I add another pound of ground turkey, which I brown before adding the can of chili, and then all over the weiner on the hot dog bread.
I once made chili from scratch becaue I didn't have cans and had practically everything to make it and I remember this was not so red, or didn't have so much reddish juice (the one that stains the plastic recipients).
I like chili and I am glad I know now there are another ways to use it besides on Hot Dogs. Thanks!
Rockfish Mexican Shrimp Martini
Carlos
Carlos, a good friend of mine from Austin has sent me some of that Wolf chili you mention. I eat it as you do, minus the eggs, tho' and I love it!. Have to also add that I will often make a homemade chili with ground turkey (easier on the stomach). I rarely use beans and often make the chili New Mexican style with cubed beef (lean) and fresh green chili. If the local specialty market has some of those wonderful chilies from Hatch, NM, I use those.
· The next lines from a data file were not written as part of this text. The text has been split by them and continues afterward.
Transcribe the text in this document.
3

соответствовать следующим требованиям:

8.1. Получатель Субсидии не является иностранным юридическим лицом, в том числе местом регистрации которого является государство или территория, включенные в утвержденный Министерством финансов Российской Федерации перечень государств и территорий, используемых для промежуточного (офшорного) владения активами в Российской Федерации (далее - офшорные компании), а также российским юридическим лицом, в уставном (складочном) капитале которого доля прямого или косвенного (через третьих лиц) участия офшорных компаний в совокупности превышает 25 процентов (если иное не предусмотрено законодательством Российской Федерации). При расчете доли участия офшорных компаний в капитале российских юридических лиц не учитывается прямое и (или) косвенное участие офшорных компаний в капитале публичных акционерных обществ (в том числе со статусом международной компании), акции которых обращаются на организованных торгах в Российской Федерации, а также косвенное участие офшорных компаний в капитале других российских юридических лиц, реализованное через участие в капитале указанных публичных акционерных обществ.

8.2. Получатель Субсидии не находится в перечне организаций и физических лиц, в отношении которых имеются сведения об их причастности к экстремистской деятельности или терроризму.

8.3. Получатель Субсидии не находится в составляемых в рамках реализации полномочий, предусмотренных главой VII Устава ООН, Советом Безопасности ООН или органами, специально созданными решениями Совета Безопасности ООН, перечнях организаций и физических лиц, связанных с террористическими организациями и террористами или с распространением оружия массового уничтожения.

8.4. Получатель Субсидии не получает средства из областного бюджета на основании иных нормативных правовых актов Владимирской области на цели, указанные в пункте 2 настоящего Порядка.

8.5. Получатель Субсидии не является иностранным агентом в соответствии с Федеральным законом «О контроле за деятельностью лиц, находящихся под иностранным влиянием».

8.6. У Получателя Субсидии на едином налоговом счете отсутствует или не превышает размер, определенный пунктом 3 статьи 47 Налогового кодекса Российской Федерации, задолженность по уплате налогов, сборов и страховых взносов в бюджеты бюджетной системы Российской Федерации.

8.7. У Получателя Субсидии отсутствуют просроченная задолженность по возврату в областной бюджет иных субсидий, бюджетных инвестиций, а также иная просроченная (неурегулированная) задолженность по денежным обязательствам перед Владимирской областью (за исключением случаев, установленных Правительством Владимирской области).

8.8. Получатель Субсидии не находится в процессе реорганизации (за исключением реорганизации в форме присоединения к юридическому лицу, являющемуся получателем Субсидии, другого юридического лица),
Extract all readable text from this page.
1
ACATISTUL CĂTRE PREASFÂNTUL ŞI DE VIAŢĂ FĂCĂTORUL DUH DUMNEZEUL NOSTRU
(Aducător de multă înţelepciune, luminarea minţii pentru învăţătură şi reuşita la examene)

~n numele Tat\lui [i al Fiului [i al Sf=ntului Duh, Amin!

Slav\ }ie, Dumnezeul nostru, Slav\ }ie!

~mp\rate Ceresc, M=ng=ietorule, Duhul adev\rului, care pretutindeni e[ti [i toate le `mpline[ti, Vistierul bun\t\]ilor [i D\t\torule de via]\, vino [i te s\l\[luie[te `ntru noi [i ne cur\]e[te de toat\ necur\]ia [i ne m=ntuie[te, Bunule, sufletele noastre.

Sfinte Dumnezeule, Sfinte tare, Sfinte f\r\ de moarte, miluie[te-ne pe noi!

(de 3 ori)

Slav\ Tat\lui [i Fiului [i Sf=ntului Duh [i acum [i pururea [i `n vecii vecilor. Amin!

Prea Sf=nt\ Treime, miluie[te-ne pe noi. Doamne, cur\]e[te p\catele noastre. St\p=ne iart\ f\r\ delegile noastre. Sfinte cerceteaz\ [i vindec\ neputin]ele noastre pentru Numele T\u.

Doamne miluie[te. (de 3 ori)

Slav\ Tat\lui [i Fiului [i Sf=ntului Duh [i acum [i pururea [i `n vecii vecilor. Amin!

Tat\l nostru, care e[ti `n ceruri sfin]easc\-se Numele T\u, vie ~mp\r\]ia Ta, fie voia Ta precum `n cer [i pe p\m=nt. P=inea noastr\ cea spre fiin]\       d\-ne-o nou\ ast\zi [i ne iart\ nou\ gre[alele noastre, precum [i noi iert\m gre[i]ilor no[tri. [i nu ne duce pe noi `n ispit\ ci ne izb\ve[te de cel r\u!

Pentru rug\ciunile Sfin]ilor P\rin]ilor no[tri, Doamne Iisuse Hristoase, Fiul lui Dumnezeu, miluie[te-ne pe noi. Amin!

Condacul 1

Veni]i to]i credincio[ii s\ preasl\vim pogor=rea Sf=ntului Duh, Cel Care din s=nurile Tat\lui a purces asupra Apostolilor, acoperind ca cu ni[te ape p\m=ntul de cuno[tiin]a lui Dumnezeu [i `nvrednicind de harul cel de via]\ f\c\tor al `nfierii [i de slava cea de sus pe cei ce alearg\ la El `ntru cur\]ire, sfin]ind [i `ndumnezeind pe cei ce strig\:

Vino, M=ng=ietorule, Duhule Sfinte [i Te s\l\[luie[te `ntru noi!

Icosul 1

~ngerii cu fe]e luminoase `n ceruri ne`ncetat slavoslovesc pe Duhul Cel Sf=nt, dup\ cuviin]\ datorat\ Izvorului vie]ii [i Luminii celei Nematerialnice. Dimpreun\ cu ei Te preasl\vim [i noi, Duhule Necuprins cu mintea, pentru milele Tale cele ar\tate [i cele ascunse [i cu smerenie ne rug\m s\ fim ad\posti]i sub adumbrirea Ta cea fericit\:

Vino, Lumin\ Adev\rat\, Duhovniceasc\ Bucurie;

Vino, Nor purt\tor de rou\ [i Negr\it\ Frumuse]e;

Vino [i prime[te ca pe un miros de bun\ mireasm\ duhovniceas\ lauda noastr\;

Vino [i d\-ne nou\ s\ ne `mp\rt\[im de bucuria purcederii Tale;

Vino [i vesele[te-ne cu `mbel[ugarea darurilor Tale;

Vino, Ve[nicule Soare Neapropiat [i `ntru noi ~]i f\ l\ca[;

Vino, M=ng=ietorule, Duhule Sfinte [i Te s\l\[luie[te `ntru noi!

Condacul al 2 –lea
Sometimes, the market will be roasting those chilies from Hatch right in front of the store. OH MY GOSH! I'm salivating even before I get out of the car!!!
Fatima
Years and years ago I found a recipe in Esquire Magazine called Gordo's Mad Dog Chili, which called for little bits of bacon. It became a hit and my neighbors (from Canada) asked the Lovely Linda to make some for their house guests (a couple also from Canada) who were immersing themselves in the Texas experience during their visit. The husband innocently inquired about the little fatty bits in the chili and I (now I'm not proud of this... and alcohol may have been involved) replied that it was armadillo. He nodded but seemed to really enjoy the meal. When I was helping to clear the table there were tiny little bits of bacon on his plate which he had carefully extracted from his chili.
Carlos
Carlos, a big laugh at your armadillo chili story. We don't use a recipe for our chili, so we never make it exactly the same way from batch to batch.
We like to make a big pot and freeze some individual portions.
Thanks so much for this delicious topic. I love to cook and I am always on the lookout for new things to make.
As far as kitchens go, I really loved the kitchen in LQPNA, but as far as food in TNs I liked the food in Amores Verdaderos, Que Bonita Amor, PEAM, and LQPNA. I loved the way they showed how the food was made and the way they displayed it.
I really like prickly pears. I had them in Italy when I was stationed there. I used gloves, you know the Playtex ones, to get the spines off. The first time I ever took the spines off, I didn't and got those spines in my fingers. Ouch! I learned the hard way. Those prickly pears are really a sweet treat. I cooked them and used them as topping for ice cream and put some in a custard tart. Delicious! The flesh was dark purple.
I too like chili. I lived in San Antonio when I was little and my Mom had gotten a recipe from a neighbor lady. It was always the best chili. She cooked it and stored it in glass jars in the fridge for three days before serving it. It aged the chili and the spice was wonderful! I still do it today. It always tastes better the longer you age it, than served the same day.
I usually make things homemade. I try to stay away from the processed foods. It may take longer, but it tastes so much better : )
I probably shouldn't admit that I watch Hart of Dixie (I can't even claim it's educational, like learning Spanish from telenovelas), but that show has the best kitchen ogling. Lavon's kitchen is big and beautiful and everything is perfectly displayed and there are always fabulous-looking pastries and bowls of fruit and jars of spices and legumes and something tantalizing being cooked.
My favorite chili is the kind my mom makes. I'm not sure exactly what's in it; definitely tomatoes and onions and beans and lots of spices. We always ate it with cheese melted on top and scooped it up with tortilla chips.